Green beer is a St. Patrick's tradition, although no one knows quite why. It has nothing to do with snakes, St. Pat, Eire or shamrocks.
Cuisine Unlimited experimented with how to achieve the best emerald color in your brew. It's easy—just use green food coloring. If the beer is light in color, use green coloring, but if using a dark beer, then use blue food coloring. Add a few drops of food coloring until the desired color is achieved. Cuisine Unlimited found that 6–7 drops of green created the best emerald hue.
Up at Beehive Cheese, they've come up with a green cheese for the sake of St. Patrick. Promontory, their Irish-style cheddar
sports a festive and delicious green rind achieved with a chive rub and punningly called "BeeChive." Eat it with a green beer, rubbed with chives giving it a brightly colored green rind.
And here's a recipe from Beehive Cheese for a cheesy potato bake. Yes, it's good with beer.

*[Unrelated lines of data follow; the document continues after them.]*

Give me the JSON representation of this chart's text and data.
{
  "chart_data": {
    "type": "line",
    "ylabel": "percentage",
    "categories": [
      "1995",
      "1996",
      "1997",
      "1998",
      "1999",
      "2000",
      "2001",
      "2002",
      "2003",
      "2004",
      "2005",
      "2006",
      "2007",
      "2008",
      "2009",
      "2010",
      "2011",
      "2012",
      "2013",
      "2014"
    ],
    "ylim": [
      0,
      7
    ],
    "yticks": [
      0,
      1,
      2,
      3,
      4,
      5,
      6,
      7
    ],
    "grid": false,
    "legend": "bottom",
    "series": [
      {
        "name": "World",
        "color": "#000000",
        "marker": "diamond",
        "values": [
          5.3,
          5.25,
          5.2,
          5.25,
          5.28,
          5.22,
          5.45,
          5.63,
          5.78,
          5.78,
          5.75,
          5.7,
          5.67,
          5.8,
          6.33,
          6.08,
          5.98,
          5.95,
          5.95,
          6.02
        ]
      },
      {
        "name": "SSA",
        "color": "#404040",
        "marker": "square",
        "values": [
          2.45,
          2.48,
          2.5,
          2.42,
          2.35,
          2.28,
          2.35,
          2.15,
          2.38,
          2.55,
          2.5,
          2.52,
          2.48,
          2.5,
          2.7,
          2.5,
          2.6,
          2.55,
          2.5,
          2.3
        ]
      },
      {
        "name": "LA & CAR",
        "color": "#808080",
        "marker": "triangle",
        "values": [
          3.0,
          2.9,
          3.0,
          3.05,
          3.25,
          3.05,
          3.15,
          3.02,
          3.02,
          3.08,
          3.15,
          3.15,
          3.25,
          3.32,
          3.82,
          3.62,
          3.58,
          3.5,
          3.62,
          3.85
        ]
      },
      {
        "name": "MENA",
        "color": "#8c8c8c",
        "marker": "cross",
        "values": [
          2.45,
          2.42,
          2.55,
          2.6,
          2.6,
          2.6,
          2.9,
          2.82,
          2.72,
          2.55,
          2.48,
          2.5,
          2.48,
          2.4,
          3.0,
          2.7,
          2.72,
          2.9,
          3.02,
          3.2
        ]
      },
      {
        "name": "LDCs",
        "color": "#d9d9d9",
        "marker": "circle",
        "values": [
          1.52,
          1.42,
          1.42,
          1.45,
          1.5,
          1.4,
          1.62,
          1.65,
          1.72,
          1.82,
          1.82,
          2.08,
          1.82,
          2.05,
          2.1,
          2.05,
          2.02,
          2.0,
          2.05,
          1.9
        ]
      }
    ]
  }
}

Potato Leek Artichoke Gratin
Perfect with a beer on a cold day, this potato gratin will make you feel like the luckiest lad or lass in the world. For this recipe, we recommend using our seasonal cheese, BeeChive or Aggiano. Cheers!
• 3 large leeks
• 2 tbs. butter
• 14 oz. canned artichokes (not marinated) drained
• 1 tbs. Dijon mustard
• 8 oz grated Aggiano OR BeeChive (seasonal) cheese
• 2 large russet potatoes
• 1 cup heavy cream
• Salt and pepper to taste
Preheat oven to 350 degrees. Slice green tops off leeks and cut lengthwise. Soak in water to clean thoroughly, then thinly slice. In a medium sauté pan over medium heat, melt butter and add leeks and salt and pepper to taste. Cook about 5 minutes, stirring occasionally to prevent browning. Take off heat and add artichokes and mustard. Mix thoroughly. Once cooled, stir in 3/4 of the cheese.
Using food processor slicing disk or mandolin, thinly slice potatoes, then transfer to large bowl and add cold water to cover. Stir with hands to rinse then drain well. Layer potatoes between paper towels and pat dry.
Layer 1/3 of potatoes in bottom of a lightly buttered casserole dish, overlapping slightly. Salt and pepper. Evenly spoon 1/2 of leek-cheese mixture over top. Top with second layer of potatoes, salt and pepper, then remaining leek-cheese mixture, then final layer of potatoes. Slowly pour cream over top. Cream should come up about 3/4 to the top of the potato mixture. Top with remaining cheese. Cover casserole with foil, careful not to press to close to the cheese topping.
Cook covered for 40 minutes, until cheese melts. Uncover and continue to cook until potatoes are tender and cheese is brown, about 20 more minutes. Serve warm.